Tn5/DNA binding stability assay

Standaard Tn5 bleek na tagmentatie aan zijn doel-DNA gebonden te blijven (ongepubliceerde resultaten). Daarom zal het vullen van het DNA met tags door een polymerase en verdere amplificatie van het DNA door PCR worden verhinderd door sterische hinder. Tn5 dissocieert echter van het gemerkte DNA bij verhoogde temperatuur, waardoor verdere opvulling van spleten en PCR van het DNA door een polymerase mogelijk wordt. De temperatuur die nodig is om een PCR reactie van een polymerase mogelijk te maken kan dus gebruikt worden om de Tn5/DNA bindingsstabiliteit van verschillende Tn5 mutanten te vergelijken. Hoe hoger de vereiste temperatuur, hoe stabieler het complex.

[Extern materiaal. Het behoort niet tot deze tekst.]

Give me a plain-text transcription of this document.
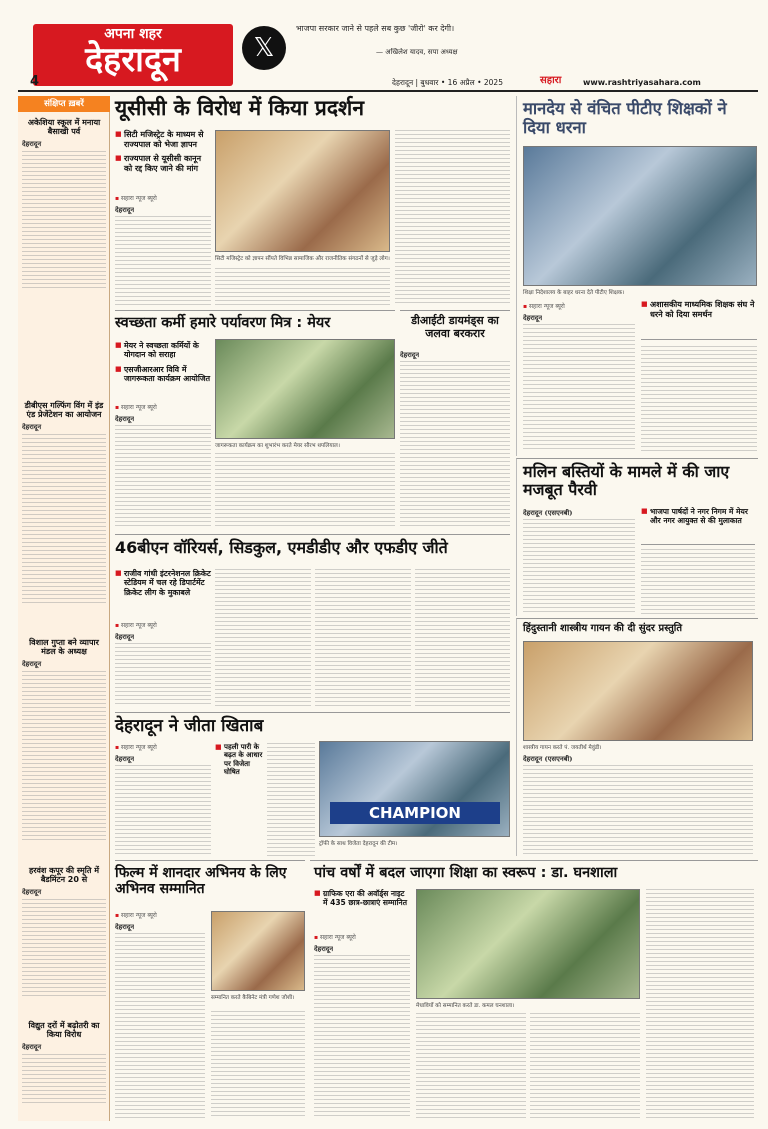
अपना शहर
देहरादून
4
𝕏
भाजपा सरकार जाने से पहले सब कुछ 'जीरो' कर देगी।
— अखिलेश यादव, सपा अध्यक्ष
देहरादून | बुधवार • 16 अप्रैल • 2025	सहारा	www.rashtriyasahara.com
संक्षिप्त ख़बरें
अकेशिया स्कूल में मनाया बैसाखी पर्व
देहरादून
डीबीएस गल्फिंग विंग में इंड एंड प्रेजेंटेशन का आयोजन
देहरादून
विशाल गुप्ता बने व्यापार मंडल के अध्यक्ष
देहरादून
हरवंश कपूर की स्मृति में बैडमिंटन 20 से
देहरादून
विद्युत दरों में बढ़ोतरी का किया विरोध
देहरादून
यूसीसी के विरोध में किया प्रदर्शन
■ सिटी मजिस्ट्रेट के माध्यम से राज्यपाल को भेजा ज्ञापन
■ राज्यपाल से यूसीसी कानून को रद्द किए जाने की मांग
▪ सहारा न्यूज ब्यूरो
देहरादून
सिटी मजिस्ट्रेट को ज्ञापन सौंपते विभिन्न सामाजिक और राजनीतिक संगठनों से जुड़े लोग।
मानदेय से वंचित पीटीए शिक्षकों ने दिया धरना
शिक्षा निदेशालय के बाहर धरना देते पीटीए शिक्षक।
▪ सहारा न्यूज ब्यूरो
देहरादून
■ अशासकीय माध्यमिक शिक्षक संघ ने धरने को दिया समर्थन
स्वच्छता कर्मी हमारे पर्यावरण मित्र : मेयर
■ मेयर ने स्वच्छता कर्मियों के योगदान को सराहा
■ एसजीआरआर विवि में जागरूकता कार्यक्रम आयोजित
▪ सहारा न्यूज ब्यूरो
देहरादून
जागरूकता कार्यक्रम का शुभारंभ करते मेयर सौरभ थपलियाल।
डीआईटी डायमंड्स का जलवा बरकरार
देहरादून
मलिन बस्तियों के मामले में की जाए मजबूत पैरवी
देहरादून (एसएनबी)
■	भाजपा पार्षदों ने नगर निगम में मेयर और नगर आयुक्त से की मुलाकात
46बीएन वॉरियर्स, सिडकुल, एमडीडीए और एफडीए जीते
■ राजीव गांधी इंटरनेशनल क्रिकेट स्टेडियम में चल रहे डिपार्टमेंट क्रिकेट लीग के मुकाबले
▪ सहारा न्यूज ब्यूरो
देहरादून
हिंदुस्तानी शास्त्रीय गायन की दी सुंदर प्रस्तुति
शास्त्रीय गायन करते पं. जयतीर्थ मेवुंडी।
देहरादून (एसएनबी)
देहरादून ने जीता खिताब
▪ सहारा न्यूज ब्यूरो
देहरादून
■ पहली पारी के बढ़त के आधार पर विजेता घोषित
CHAMPION
ट्रॉफी के साथ विजेता देहरादून की टीम।
फिल्म में शानदार अभिनय के लिए अभिनव सम्मानित
▪ सहारा न्यूज ब्यूरो
देहरादून
सम्मानित करते कैबिनेट मंत्री गणेश जोशी।
पांच वर्षों में बदल जाएगा शिक्षा का स्वरूप : डा. घनशाला
■ ग्राफिक एरा की अवॉर्ड्स नाइट में 435 छात्र-छात्राएं सम्मानित
▪ सहारा न्यूज ब्यूरो
देहरादून
मेधावियों को सम्मानित करते डा. कमल घनशाला।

De mutant Tn5-059 of standaard Tn5 werd gebruikt om tagment B. cereus gDNA in 1 mL reactie door het volgen van de standaard Nextera protocol, behalve de TD buffer werd vervangen door 20 mM Tris Acetaat pH 7,5, 5 mM magnesiumacetaat. TD buffer bevat magnesium, dus dit mag niet leiden tot een extra gecombineerd effect met de mutaties aan de insertie bias veranderen. Aliquots van 25 pi reactie werden gedoseerd in een PCR plaat in drievoud en werden geïncubeerd bij 55 ° C gedurende 5 min, gevolgd door centrifugatie (1000 g gedurende 5 min bij 4 ° C).

Voor de tweede stap met PCR, een PCR mix werd bereid door het combineren van 200 pi PPC (PCR Primer cocktail), 200 pi i501, 200 pi i507, en 400 pi NPM (reagentia die in de standaard Nextera DNA-bibliotheek voorbereiding kit). 25 pi van deze mix werd vervolgens toegevoegd aan elk van de 25 pi tagmentatie reactie aliquot op de PCR-plaat, gemengd door pipet en terug naar de thermocycler. De temperatuur gradiënt tussen 72 ° C en 95 ° C werd gegenereerd over de 12 kolommen van de plaat en gehouden gedurende 1 min, de plaat werd vervolgens geïncubeerd bij 72 ° C gedurende 5 min, gevolgd door 98 ° C gedurende 30 s. Na deze gap fill-denaturatie stap, 5 cycli van PCR gespecificeerd in de Nextera DNA-bibliotheek bereidingsmethode werd uitgevoerd. De plaat werd vervolgens gecentrifugeerd bij 1000 g gedurende 5 min bij 4 °C. Elke tagmentatie-PCR geamplificeerde reactie werd vervolgens gezuiverd met behulp van een Zymo Clean and Concentrator 96 wells plaat en geëlueerd met 25 μL 10 mM Tris, pH 8,0. Een drievoud van negatieve controle monster werd bereid volgens de standaard tagmentatie protocol inclusief Zymo reiniging Tn5 transpoase te verwijderen, maar zonder de PCR stap. Een triplo van de positieve controle werd bereid volgens het standaard tagmentatieprotocol inclusief Zymo-reiniging om Tn5-transposase te verwijderen en de PCR-stap om gemerkt DNA te amplificeren. Alle gezuiverde DNA-producten werden vervolgens verdund 1:10 in 10 mM Tris, pH 8,0 en gekwantificeerd met Picogreen en een lambda DNA standard.

De resultaten toonden aan dat standaard Tn5 releases van de getagmenteerde DNA en maakt het dus mogelijk latere gap fill en PCR-reacties bij 74,2 ° C, terwijl Tn5-059 doet dit bij 76,6 ° C (Additional file 3: figuur S2). De hogere temperatuur die nodig is voor Tn5-059 wees op een stabieler DNA-bindend complex.

Geef een antwoord

Het e-mailadres wordt niet gepubliceerd.